Disclaimer: Although the information presented on this page is generally true there are some exceptions to this information, and the New Hampshire Statute of Limitations (and the exceptions) may change over time. If you or a family member was involved in an accident and considering seeking compensation for your injuries it is crucial that you speak to an New Hampshire personal injury lawyer to discuss your claim and potential recovery.

Variations on Time Limits for Filing a Lawsuit in New Hampshire

There are some variations & exceptions to the 3 years statute of limitations on personal injury cases in New Hampshire. Because of this, it is critical you discuss your matter with a lawyer who is highly experienced in personal injury law.
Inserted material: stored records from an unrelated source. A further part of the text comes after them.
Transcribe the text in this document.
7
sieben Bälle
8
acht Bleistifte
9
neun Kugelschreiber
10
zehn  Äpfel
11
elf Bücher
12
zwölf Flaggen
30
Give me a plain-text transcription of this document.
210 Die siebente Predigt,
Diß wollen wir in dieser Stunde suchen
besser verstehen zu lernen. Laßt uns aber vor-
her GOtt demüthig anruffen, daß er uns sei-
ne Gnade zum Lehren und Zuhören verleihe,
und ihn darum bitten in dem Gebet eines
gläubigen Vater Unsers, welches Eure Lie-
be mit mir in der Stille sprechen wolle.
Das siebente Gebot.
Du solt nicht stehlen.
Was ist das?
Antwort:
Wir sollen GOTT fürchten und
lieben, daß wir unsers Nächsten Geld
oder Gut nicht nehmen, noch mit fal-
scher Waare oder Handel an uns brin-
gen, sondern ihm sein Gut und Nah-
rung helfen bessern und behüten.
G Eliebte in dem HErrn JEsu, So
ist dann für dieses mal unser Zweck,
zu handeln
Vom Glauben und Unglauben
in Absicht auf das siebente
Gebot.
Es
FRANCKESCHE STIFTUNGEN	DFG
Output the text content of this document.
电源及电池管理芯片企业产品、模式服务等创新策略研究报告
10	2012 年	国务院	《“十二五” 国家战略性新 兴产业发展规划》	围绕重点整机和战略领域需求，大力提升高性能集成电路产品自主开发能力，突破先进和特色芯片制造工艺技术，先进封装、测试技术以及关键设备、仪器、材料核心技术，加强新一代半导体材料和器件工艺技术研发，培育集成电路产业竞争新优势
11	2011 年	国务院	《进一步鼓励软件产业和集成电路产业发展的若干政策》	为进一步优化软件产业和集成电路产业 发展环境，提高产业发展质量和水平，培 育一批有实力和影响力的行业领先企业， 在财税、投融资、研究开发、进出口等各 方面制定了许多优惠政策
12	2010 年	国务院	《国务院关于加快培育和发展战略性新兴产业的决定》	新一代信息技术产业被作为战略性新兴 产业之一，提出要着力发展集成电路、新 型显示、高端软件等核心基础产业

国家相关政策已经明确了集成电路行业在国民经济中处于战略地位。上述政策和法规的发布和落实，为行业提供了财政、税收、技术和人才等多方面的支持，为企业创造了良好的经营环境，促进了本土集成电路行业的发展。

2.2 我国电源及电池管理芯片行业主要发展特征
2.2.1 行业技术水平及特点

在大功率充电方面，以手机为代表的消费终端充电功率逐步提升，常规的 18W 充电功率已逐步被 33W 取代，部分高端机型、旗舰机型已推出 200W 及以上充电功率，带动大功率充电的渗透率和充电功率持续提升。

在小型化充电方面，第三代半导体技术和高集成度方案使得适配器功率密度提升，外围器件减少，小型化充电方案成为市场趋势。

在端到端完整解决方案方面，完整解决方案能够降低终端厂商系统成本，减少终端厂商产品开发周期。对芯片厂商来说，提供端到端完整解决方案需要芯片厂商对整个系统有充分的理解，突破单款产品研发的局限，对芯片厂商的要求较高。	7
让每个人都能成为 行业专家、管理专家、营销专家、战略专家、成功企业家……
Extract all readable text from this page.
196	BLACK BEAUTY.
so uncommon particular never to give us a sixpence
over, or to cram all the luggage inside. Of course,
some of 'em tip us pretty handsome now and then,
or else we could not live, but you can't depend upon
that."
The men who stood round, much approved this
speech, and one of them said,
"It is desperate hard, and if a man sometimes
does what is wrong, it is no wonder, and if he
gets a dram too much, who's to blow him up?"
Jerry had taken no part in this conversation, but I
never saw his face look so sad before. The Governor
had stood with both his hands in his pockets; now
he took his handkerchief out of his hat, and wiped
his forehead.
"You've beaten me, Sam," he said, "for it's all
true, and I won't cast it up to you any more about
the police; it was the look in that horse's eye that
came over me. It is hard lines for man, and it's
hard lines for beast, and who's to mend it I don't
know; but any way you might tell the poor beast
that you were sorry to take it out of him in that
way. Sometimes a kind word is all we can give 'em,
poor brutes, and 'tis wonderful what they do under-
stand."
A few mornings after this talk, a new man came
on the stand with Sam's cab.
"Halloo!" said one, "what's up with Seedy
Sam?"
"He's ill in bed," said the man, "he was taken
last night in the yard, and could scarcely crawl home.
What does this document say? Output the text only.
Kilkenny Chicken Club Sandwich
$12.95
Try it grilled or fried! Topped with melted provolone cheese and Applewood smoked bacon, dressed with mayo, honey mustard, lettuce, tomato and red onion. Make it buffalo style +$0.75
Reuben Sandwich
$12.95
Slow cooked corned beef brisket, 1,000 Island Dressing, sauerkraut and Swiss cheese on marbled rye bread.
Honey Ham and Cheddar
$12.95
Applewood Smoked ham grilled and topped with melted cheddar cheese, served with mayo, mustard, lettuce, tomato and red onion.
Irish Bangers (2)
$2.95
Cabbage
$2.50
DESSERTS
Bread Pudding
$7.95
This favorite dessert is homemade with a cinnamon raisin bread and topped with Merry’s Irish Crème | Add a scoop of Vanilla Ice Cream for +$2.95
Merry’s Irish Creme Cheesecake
  • Damage Caps: Damages in personal injury cases are intended to compensate for all harm and losses resulting from the accident or injury. Several states "cap," or limit, these damages. Non-economic or "pain and suffering" damages are frequently capped, as are damages in medical malpractice cases. But as of 2012, New Hampshire had no caps on damages in any kind of personal injury case. The last cap on damages in the state applied to medical malpractice cases, but it was overturned in 1980.
  • Claims Against the Government: If you suspect that your injury occurred as a result of the negligence of a New Hampshire state government agency or employee, your claim falls under a different set of rules. You still have three years to file your claim, but you must file it in a county court in the county where your injury took place, and you must first file a formal injury claim within  180 days of your injury.
  • "Strict" Liability for Dog Bite/Attack Cases: In many states, dog owners are protected (to some degree) from injury liability the first time their dog injures someone if they had no reason to believe the dog was dangerous. This is often called a "one bite" rule. In New Hampshire however, a specific statute (N. H. Rev. Stat. Ann. § 466:19) makes the owner "strictly liable", meaning regardless of the animal's past behavior, the dog owner is responsible for a personal injury caused by his/her dog. Specifically, the statute reads:
    “Any person" [caused injury to person or property by another person's dog] "shall be entitled to recover damages from the person who owns, keeps, or possesses the dog, unless the damage was occasioned to a person who was engaged in the commission of trespass or other torts. A parent or guardian shall be liable under this section if the owner or keeper of the dog is a minor.

What if You Miss the Deadline to File a Lawsuit?

If you miss the deadline to file a lawsuit and the New Hampshire statute of limitations passes (barring any exceptions), the opposing party will almost surely move for case dismissal and it will likely be granted. This also means that nearly any hope of a settlement will also be forfeited because there is no leverage to potentially pursue a trial (since it would immediately be dismissed).